The time-evolution rules of the state are simply the probabilities of the autoregressive model—there’s some amount of high level structure but not a lot. (As Ryan says, you don’t get the normal property you want from a state (the Markov property) except in a very weak sense.)
I also disagree that purely thinking about the text as state + GPT-3 as evolution rules is the intention of the original simulators post; there’s a lot of discussion about the content of the simulations themselves as simulated realities or alternative universes (though the post does clarify that it’s not literally physical reality), e.g.:
I think insofar as people end up thinking the simulation is an exact match for physical reality, the problem was not in the simulators frame itself, but instead the fact that the word physics was used 47 times in the post, while only the first few instances make it clear that literal physics is intended only as a metaphor.
Also notice that Simulators was written before fine-tuned models were widely available in form of ChatGPT. All the arguments in the original post against interpreting LLMs as Oracle AIs do no longer apply to instruction fine-tuned models like ChatGPT, which seems to be in fact a prototypical example of a non-superintelligent Oracle. Of course this kind of Oracle AI is just a fine-tuned probability distribution, where the numbers it assigns to next tokens do no longer correspond to their probabilities, but to something else (“goodness relative to fine-tuning”?).

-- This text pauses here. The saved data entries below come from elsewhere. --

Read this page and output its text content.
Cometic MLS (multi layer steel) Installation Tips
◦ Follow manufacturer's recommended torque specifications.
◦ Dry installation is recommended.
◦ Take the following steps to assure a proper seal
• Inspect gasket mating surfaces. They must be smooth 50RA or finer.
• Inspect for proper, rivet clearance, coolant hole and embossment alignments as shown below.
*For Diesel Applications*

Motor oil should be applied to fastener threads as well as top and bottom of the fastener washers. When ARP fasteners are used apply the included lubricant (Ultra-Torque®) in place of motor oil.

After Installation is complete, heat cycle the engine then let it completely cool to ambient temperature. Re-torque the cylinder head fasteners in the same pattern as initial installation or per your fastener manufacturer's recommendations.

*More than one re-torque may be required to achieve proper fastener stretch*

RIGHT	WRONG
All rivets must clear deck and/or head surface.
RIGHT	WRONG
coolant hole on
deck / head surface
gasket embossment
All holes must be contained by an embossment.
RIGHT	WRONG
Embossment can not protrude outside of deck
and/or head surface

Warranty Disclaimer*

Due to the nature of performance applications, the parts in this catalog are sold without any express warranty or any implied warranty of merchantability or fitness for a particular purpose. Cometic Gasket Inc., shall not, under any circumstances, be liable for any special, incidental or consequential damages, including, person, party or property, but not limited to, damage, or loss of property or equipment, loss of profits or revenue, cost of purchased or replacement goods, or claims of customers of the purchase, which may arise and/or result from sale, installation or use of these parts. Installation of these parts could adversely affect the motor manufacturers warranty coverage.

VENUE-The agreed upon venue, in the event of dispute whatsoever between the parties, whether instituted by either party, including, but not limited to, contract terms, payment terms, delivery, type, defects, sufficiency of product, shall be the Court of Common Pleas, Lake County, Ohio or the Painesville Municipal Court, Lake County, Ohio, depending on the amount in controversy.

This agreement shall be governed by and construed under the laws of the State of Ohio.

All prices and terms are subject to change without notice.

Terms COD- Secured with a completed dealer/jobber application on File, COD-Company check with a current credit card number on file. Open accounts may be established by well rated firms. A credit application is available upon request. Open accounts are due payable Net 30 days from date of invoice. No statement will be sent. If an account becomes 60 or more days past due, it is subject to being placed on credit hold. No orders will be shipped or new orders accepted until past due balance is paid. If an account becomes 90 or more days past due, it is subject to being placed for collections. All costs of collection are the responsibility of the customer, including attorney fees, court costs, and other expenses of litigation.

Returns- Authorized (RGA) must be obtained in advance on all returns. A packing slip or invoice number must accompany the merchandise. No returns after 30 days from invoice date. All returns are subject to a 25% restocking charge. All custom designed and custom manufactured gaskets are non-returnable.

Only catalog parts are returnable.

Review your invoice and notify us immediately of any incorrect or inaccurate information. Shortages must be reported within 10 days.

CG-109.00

Anyway, fine-tuning might be an important issue from an alignment perspective, insofar fine-tuning seems more likely to result in misalignment than the pure self-supervised imitation learning of the base model.
First, the amount of fine-tuning data (dialogue examples for SL and human preferences ratings for RL) is much more limited than the massive data the self-supervised base model is trained on. This could make it much more likely that the model misgeneralizes (inner misalignment). E.g. it may deem calling someone a racial slur as worse than cutting their hand off because all the RL fine-tuning emphasizes avoiding slurs rather than avoiding cut-off hands.
Second, especially RLHF may suffer from political biases of human raters. This could lead the fine-tuned model to become deceptive and to lie about its beliefs when they are politically incorrect. Which would be a case of outer misalignment.